Jean Sorel (MALASTRANA) spielt den selbstsicheren Frauenschwarm, dem immer mehr der Boden unter den Füßen weggezogen wird, sehr glaubwürdig und belebt seine Figur mit dezentem Understatement. Auch in dieser Hinsicht steht der Film ganz in der Tradition Hitchcocks – mit großen Augen und zunehmender Irritation muss Dr. Dumurrier mit ansehen, wie seine heile Welt in Scherben zerfällt. Bei Marisa Mell (GEFAHR: DIABOLIK, DER TOLLWÜTIGE) spalten sich bekanntermaßen die Meinungen: Mir fiel bei diesem Film zum ersten Mal auf, daß sie nicht wirklich eine schöne Frau ist, sogar etwas subtil Abstoßendes an sich hat, was jedoch die Laszivität und Gefährlichkeit ihrer Filmfigur unterstreicht. Eine hervorragende Schauspielerin ist sie allemal. Auf kongeniale Weise verkörpert sie in UNA SULL' ALTRA sowohl die verbitterte Asthmakranke, als auch die verruchte Stripperin und verleiht beiden Charakteren eine feine Nuancierung.

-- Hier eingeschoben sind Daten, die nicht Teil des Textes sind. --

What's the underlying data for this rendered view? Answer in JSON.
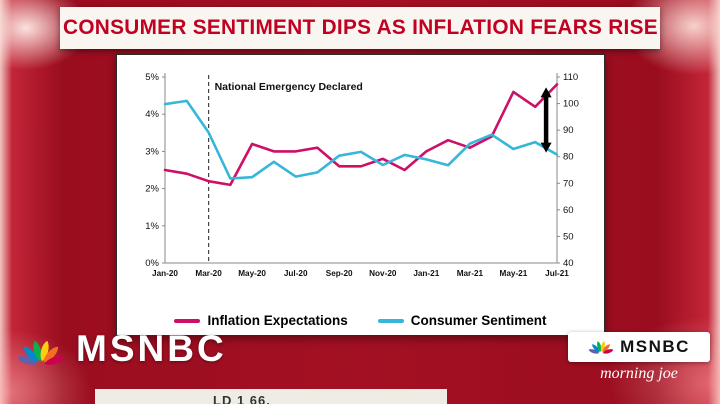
{
  "headline": {
    "text": "CONSUMER SENTIMENT DIPS AS INFLATION FEARS RISE",
    "color": "#c00122"
  },
  "chart_data": {
    "type": "line",
    "x": [
      "Jan-20",
      "Feb-20",
      "Mar-20",
      "Apr-20",
      "May-20",
      "Jun-20",
      "Jul-20",
      "Aug-20",
      "Sep-20",
      "Oct-20",
      "Nov-20",
      "Dec-20",
      "Jan-21",
      "Feb-21",
      "Mar-21",
      "Apr-21",
      "May-21",
      "Jun-21",
      "Jul-21"
    ],
    "x_tick_labels": [
      "Jan-20",
      "Mar-20",
      "May-20",
      "Jul-20",
      "Sep-20",
      "Nov-20",
      "Jan-21",
      "Mar-21",
      "May-21",
      "Jul-21"
    ],
    "annotation": {
      "label": "National Emergency Declared",
      "x": "Mar-20"
    },
    "left_axis": {
      "label": "Inflation",
      "color": "#ce0f66",
      "min": 0,
      "max": 5,
      "ticks": [
        {
          "label": "5%",
          "value": 5
        },
        {
          "label": "4%",
          "value": 4
        },
        {
          "label": "3%",
          "value": 3
        },
        {
          "label": "2%",
          "value": 2
        },
        {
          "label": "1%",
          "value": 1
        },
        {
          "label": "0%",
          "value": 0
        }
      ]
    },
    "right_axis": {
      "label": "Sentiment",
      "color": "#35b6da",
      "min": 40,
      "max": 110,
      "ticks": [
        {
          "label": "110",
          "value": 110
        },
        {
          "label": "100",
          "value": 100
        },
        {
          "label": "90",
          "value": 90
        },
        {
          "label": "80",
          "value": 80
        },
        {
          "label": "70",
          "value": 70
        },
        {
          "label": "60",
          "value": 60
        },
        {
          "label": "50",
          "value": 50
        },
        {
          "label": "40",
          "value": 40
        }
      ]
    },
    "series": [
      {
        "name": "Inflation Expectations",
        "axis": "left",
        "color": "#ce0f66",
        "values": [
          2.5,
          2.4,
          2.2,
          2.1,
          3.2,
          3.0,
          3.0,
          3.1,
          2.6,
          2.6,
          2.8,
          2.5,
          3.0,
          3.3,
          3.1,
          3.4,
          4.6,
          4.2,
          4.8
        ]
      },
      {
        "name": "Consumer Sentiment",
        "axis": "right",
        "color": "#35b6da",
        "values": [
          99.8,
          101.0,
          89.1,
          71.8,
          72.3,
          78.1,
          72.5,
          74.1,
          80.4,
          81.8,
          76.9,
          80.7,
          79.0,
          76.8,
          84.9,
          88.3,
          82.9,
          85.5,
          80.8
        ]
      }
    ],
    "gap_arrow": {
      "x": "Jul-21",
      "from_value_pct": 4.8,
      "to_value_sentiment": 80.8
    },
    "legend_position": "bottom",
    "grid": false
  },
  "branding": {
    "network": "MSNBC",
    "show": "morning joe",
    "peacock_colors": [
      "#645faa",
      "#0089d0",
      "#0db14b",
      "#fccc12",
      "#f37021",
      "#cc004c"
    ]
  },
  "ticker": {
    "partial_text": "LD 1 66."
  }
}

Für mich persönlich steht fest: Der Höhepunkt von Lucio Fulcis Filmkarriere lag zwischen der Mitte der 60er und dem Anfang der 80er Jahre. Die Blutwurst-Fanatiker, die Fulci lediglich auf sein später entstandenes Gedärme-Gewühl reduzieren, verschließen leider häufig die Augen vor seinen wunderbaren Gialli und Thrillern, die zum besten gehören, was das Genre hervorgebracht hat. Vielleicht hätte er spätestens bei LO SQUARTATORE DI NEW YORK einen Schlusspunkt setzen sollen, dann wäre uns zumindest erspart geblieben, Zeugen eines traurigen Niedergangs zu werden.
Die amerikanische DVD von Severin (unter dem Titel: PERVERSION STORY) präsentiert den Film in seiner bis dato längsten und vollständigsten Fassung. Zumindest wurden circa 4 Minuten erotischer Szenen wieder eingefügt, die in allen anderen Versionen bislang fehlten. Leider glänzen auch hier 10 Minuten an Handlungsszenen mit Abwesenheit. Sehr lobenswert ist aber die Dreingabe einer Extra-CD mit dem sehr schönen, teils jazzigen, teils melancholischen Soundtrack von Riz Ortolani.
Kurzum: Ein kleines Juwel, das die (Wieder-)Entdeckung wert ist und jedem Freund des italienischen Thrillers wärmstens ans Herz gelegt werden sollte.